Baccalaureate MD Pathway Program
The UMass BaccMD Pathway Program is a partnership between the UMass Medical School and the UMass system. It is a multiphase program offered to students who are from racial or ethnic groups underrepresented in medicine nationally or in Massachusetts, who come from economically disadvantaged backgrounds, or who are first-generation-to-college students. The program offers academic and clinical immersion opportunities as well as support in preparing for the MCAT.
Summer Health Professions Education Program (SHPEP)

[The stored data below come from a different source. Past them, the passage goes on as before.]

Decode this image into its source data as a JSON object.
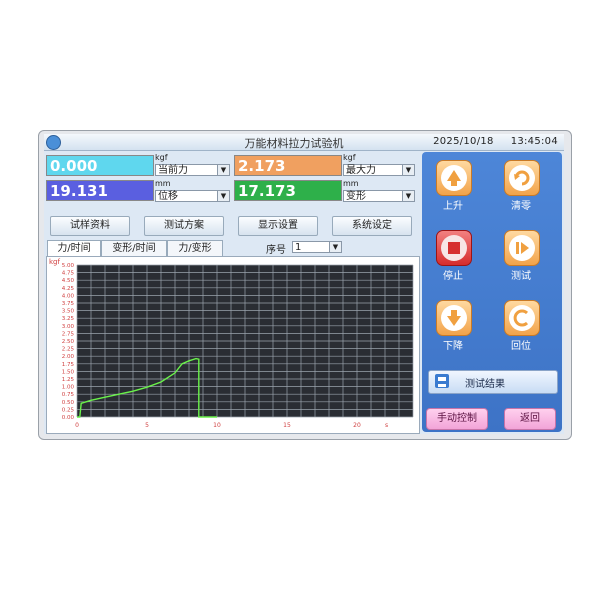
{
  "titlebar": {
    "title": "万能材料拉力试验机",
    "date": "2025/10/18",
    "time": "13:45:04"
  },
  "readouts": [
    {
      "value": "0.000",
      "unit": "kgf",
      "select": "当前力",
      "color": "#5fd7ee",
      "text_color": "#ffffff"
    },
    {
      "value": "19.131",
      "unit": "mm",
      "select": "位移",
      "color": "#5a5fe0",
      "text_color": "#ffffff"
    },
    {
      "value": "2.173",
      "unit": "kgf",
      "select": "最大力",
      "color": "#f0a060",
      "text_color": "#ffffff"
    },
    {
      "value": "17.173",
      "unit": "mm",
      "select": "变形",
      "color": "#2eb04a",
      "text_color": "#ffffff"
    }
  ],
  "menu": [
    "试样资料",
    "测试方案",
    "显示设置",
    "系统设定"
  ],
  "tabs": [
    "力/时间",
    "变形/时间",
    "力/变形"
  ],
  "sequence": {
    "label": "序号",
    "value": "1"
  },
  "controls": {
    "up": "上升",
    "zero": "清零",
    "stop": "停止",
    "test": "测试",
    "down": "下降",
    "return": "回位",
    "result": "测试结果",
    "manual": "手动控制",
    "back": "返回"
  },
  "colors": {
    "accent_panel": "#4a82d4",
    "plot_bg": "#2a2d33",
    "grid": "#9aa3ad",
    "curve": "#6af24a",
    "axis_text": "#d04040"
  },
  "chart_data": {
    "type": "line",
    "ylabel": "kgf",
    "xlabel": "s",
    "xlim": [
      0,
      24
    ],
    "ylim": [
      0,
      5
    ],
    "yticks": [
      "0.00",
      "0.25",
      "0.50",
      "0.75",
      "1.00",
      "1.25",
      "1.50",
      "1.75",
      "2.00",
      "2.25",
      "2.50",
      "2.75",
      "3.00",
      "3.25",
      "3.50",
      "3.75",
      "4.00",
      "4.25",
      "4.50",
      "4.75",
      "5.00"
    ],
    "xticks": [
      "0",
      "5",
      "10",
      "15",
      "20"
    ],
    "grid": true,
    "series": [
      {
        "x": [
          0,
          0.2,
          0.3,
          1.0,
          2.0,
          3.0,
          4.0,
          5.0,
          6.0,
          7.0,
          7.5,
          8.0,
          8.5,
          8.7,
          8.7,
          10.0
        ],
        "y": [
          0,
          0.0,
          0.45,
          0.55,
          0.65,
          0.75,
          0.85,
          0.98,
          1.15,
          1.45,
          1.75,
          1.85,
          1.92,
          1.9,
          0.0,
          0.0
        ]
      }
    ]
  }
}
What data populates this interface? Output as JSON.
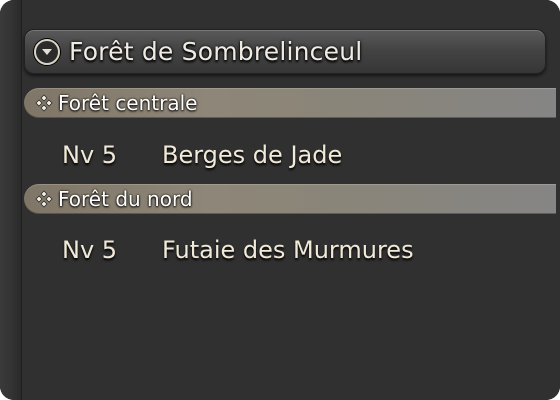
{
  "region": {
    "title": "Forêt de Sombrelinceul",
    "collapse_icon": "collapse-arrow-icon"
  },
  "areas": [
    {
      "title": "Forêt centrale",
      "icon": "four-diamond-icon",
      "entries": [
        {
          "level": "Nv 5",
          "name": "Berges de Jade"
        }
      ]
    },
    {
      "title": "Forêt du nord",
      "icon": "four-diamond-icon",
      "entries": [
        {
          "level": "Nv 5",
          "name": "Futaie des Murmures"
        }
      ]
    }
  ],
  "colors": {
    "panel_bg": "#303030",
    "header_text": "#f0ece4",
    "entry_text": "#f1ead8",
    "area_bar": "#8e8678"
  }
}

The AAMC's SHPEP is a free (full tuition, housing, and meals) six-week summer medical and dental school preparatory program that offers eligible students intensive and personalized medical and dental school preparation. The programs include academic enrichment activities, clinical exposure, and other activities. The goal of the SHPEP is to strengthen the academic proficiency and career development of students underrepresented in the health professions and prepare them for a successful application and matriculation to health professions schools. Each of the thirteen program sites has different entrance criteria and all are interested in first- and second-year college students with a demonstrated interest in issues affecting underserved populations. Applications are competitive.
Louis Stoke Alliance for Minority Participation (LSAMP)
LSAMP provides funding to help support undergraduate research in science, technology, engineering, or mathematics (STEM) laboratories with the ultimate goal of increasing the number of minority students entering graduate school. In addition to funding, students enjoy faculty mentorship as well as programming geared toward participants—seminars, speakers, and opportunities for students to present their research.
Additional On-Campus Support Systems
Students seeking additional mentorship resources should visit the Center for Multicultural Advancement and Student Success (CMASS). They offer peer mentoring, social connections, cultural enrichment, and help navigating the many offices at UMass. CNS students may also find support at the CNS Office of Student Success and Diversity. Resources include everything from one-on-one academic advising to success workshops.
Off-Campus Organizations That Support Diversity in Healthcare
ExploreHealthCareers.org offers links to a number of organizations that support and foster diversity—ranging from support for URIM students to women in medicine. They also connect to advocacy organizations that help to foster equality in healthcare across race, sexual orientation, socioeconomic status, and more.